Last Downfall Brasileira

Autor(a): VALHALLA


Volume 1 – Arco 2

Capítulo 66: O Descanso do Sábio Miserável

Guilherme e seus novos companheiros precisaram ficar por um tempo a mais no sítio, para poderem se recuperar das feridas da batalha contra a matilha de lobos cinzentos.

O senhor Aliam fez questão que não faltasse nada para o bando coelho, até que os garotos se recuperassem por completo. Deu a desculpa que não queria ficar devendo nada para ninguém.

O velho soldado não queria demonstrar, mas estava muito agradecido.

Com a mesma desculpa, durante o tempo a mais, Guilherme ajudou na reconstrução do sítio. No fim, todas as dívidas seriam pagas.

Eu que não vou cair nessa furada de dívida de gratidão.

Não mesmo!

Guilherme buscou nas lembranças da Terra uma forma de ajudar a família. Lembrou que as tribos africanas costumavam usar galhos secos para criar muros em volta de suas terras. Essa técnica era efetiva para manter os predadores afastados.

Como Alonsio iria deixar o sítio, precisava compensar de alguma forma. Então, sugeriu ao senhor Aliam que construíssem uma cerca viva.

No primeiro instante, Aliam achou a ideia inútil. Só que depois que o Sábio começou a explicar as formas e ângulos, entendeu que era uma ideia sagaz. Digna de um comandante num campo de batalha criando cercos contra o inimigo. O velho soldado ficou impressionado. 

Tirando as horas de trabalho duro na construção da cerca, o restante do tempo Guilherme passou no chiqueiro, não por restrição, mas por estar familiarizado e por ser um bom lugar para pensar.

Nos longos momentos de reflexão, tentou se acostumar com o peso do companheirismo. Quase toda a cerca foi construída por ele e Alonso, e isso os aproximou mais.

Ele percebeu que a conquista dos novos companheiros só se tornou possível porque tentou ser uma pessoa melhor ao enfrentar seus medos e traumas.

Era espantoso como tudo estava claro, como podia ver até qual caminho o bando coelho deveria seguir, no futuro.

Resolveu que não ia mais descontar nas pessoas suas frustrações e concentrar sua ira apenas nos inimigos. Não aceitaria cometer, outra vez, o mesmo erro que cometeu ao conhecer Alonso. Era excitante pensar sobre as futuras aventuras, quando se acostumou com o pensamento que não era mais um inútil.

O filhote de onça dente-de-sabre estava brincando com o leitão Wiubor. De repente, ele se viu numa situação boa e agradável. Sentiu um profundo aperto no coração.

É impensável.

Será que posso mudar?

Será que mereço uma nova chance?

O Sábio Miserável sacudiu com força a cabeça na tentativa de afastar a imagem do deus Skog e as lembranças da vida na Terra.
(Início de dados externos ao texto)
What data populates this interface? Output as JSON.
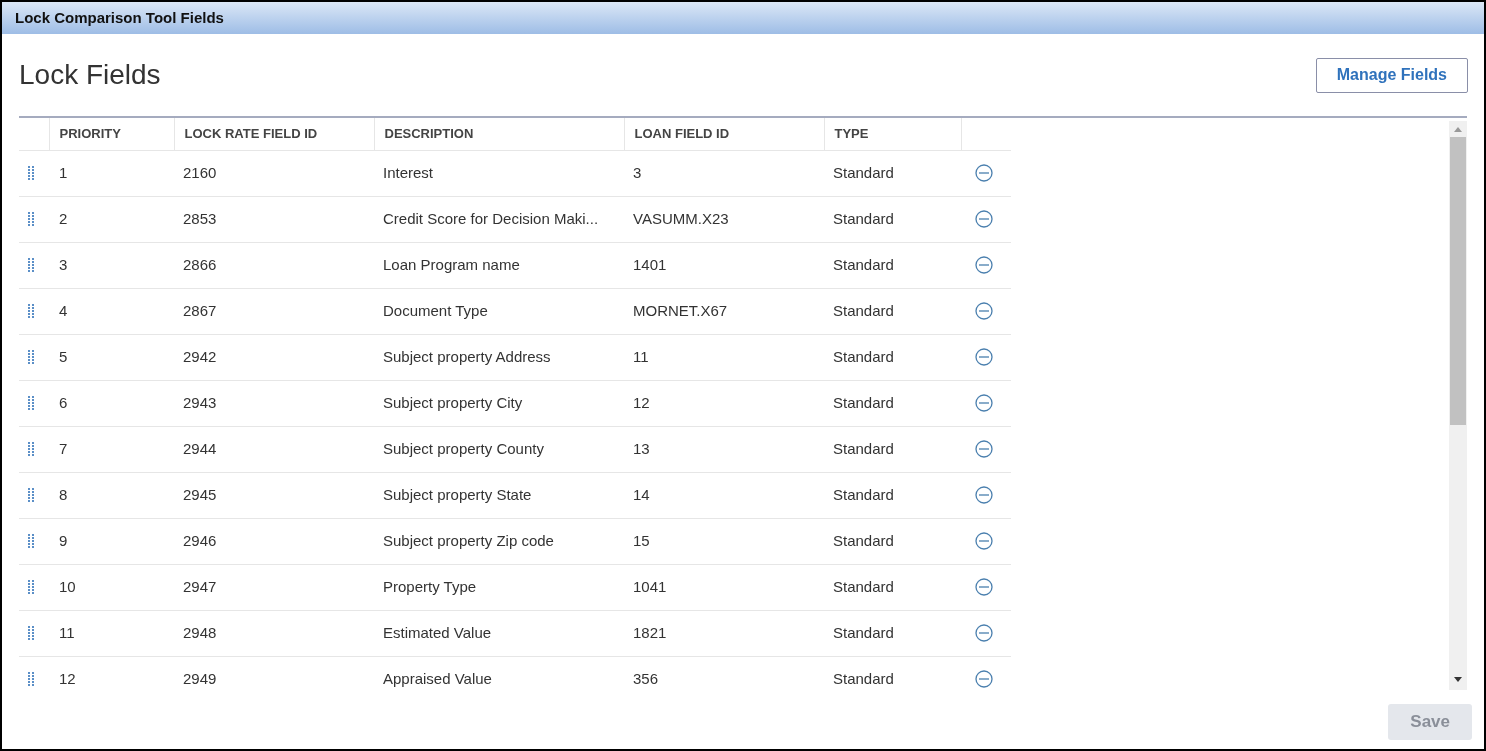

Ele não tinha nada a ver com o exemplo de uma pessoa esperançosa. Achou mais sensato voltar aos velhos hábitos, antes que começasse a esquecer todo o sofrimento que passou na mão daqueles seres e pessoas terríveis.
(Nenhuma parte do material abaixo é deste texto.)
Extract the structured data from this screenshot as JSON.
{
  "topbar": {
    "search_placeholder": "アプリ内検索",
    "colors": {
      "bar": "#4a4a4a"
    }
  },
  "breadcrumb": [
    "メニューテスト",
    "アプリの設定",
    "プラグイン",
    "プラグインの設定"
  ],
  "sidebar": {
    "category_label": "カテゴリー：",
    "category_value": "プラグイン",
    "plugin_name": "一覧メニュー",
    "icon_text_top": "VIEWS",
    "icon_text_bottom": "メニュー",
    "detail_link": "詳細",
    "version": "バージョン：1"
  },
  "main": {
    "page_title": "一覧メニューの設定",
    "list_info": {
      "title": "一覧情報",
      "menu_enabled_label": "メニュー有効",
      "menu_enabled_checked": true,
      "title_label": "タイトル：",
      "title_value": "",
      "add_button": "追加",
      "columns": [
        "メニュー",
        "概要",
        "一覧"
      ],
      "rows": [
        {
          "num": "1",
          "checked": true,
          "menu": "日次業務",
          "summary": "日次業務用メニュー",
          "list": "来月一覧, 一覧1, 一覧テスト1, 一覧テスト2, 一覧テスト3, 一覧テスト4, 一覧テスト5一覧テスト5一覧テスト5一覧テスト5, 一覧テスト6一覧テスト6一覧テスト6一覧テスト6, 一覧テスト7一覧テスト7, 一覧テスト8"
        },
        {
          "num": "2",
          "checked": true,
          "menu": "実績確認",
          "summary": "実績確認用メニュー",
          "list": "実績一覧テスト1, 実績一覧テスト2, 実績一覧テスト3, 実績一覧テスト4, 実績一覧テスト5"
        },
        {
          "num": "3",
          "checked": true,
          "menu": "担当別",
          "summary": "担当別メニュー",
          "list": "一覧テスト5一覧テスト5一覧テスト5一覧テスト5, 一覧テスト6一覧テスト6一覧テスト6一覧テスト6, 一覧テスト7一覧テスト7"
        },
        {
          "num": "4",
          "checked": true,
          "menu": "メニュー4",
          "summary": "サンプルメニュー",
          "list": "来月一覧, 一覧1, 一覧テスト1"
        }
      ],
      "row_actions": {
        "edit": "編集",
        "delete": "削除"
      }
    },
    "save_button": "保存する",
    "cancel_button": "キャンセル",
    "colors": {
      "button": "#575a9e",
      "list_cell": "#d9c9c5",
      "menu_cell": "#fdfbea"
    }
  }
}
No chiqueiro, sentado na cama de palha, encostou o corpo na parede fria e passou a mão sobre a cicatriz do rosto. De olho fechado, deixou o pensamento voar em busca das lembranças das pessoas que não conseguia esquecer.

Em sua mente, via outra vez os rostos terríveis e de expressões cruéis, ouvia as risadas malignas e as palavras bárbaras que usavam para condená-lo. Não conseguia livrar-se das recordações. Estavam dentro dele, provocando uma dor que corroía a alma, fazendo a cavidade escura do olho esquerdo latejar e a cicatriz no rosto arder.

Eu não vou me enganar.

Meu bando irá conquistar os grandes tesouros desse mundo.

O restante, irá queimar.

É isso que eu quero!

É isso?

Alguns dias atrás, recuperou seu pergaminho e lápis de carvão que a Felipa havia guardado. Aproveitando que o ódio fervia dentro dele, anotou os pontos importantes que não aceitava esquecer.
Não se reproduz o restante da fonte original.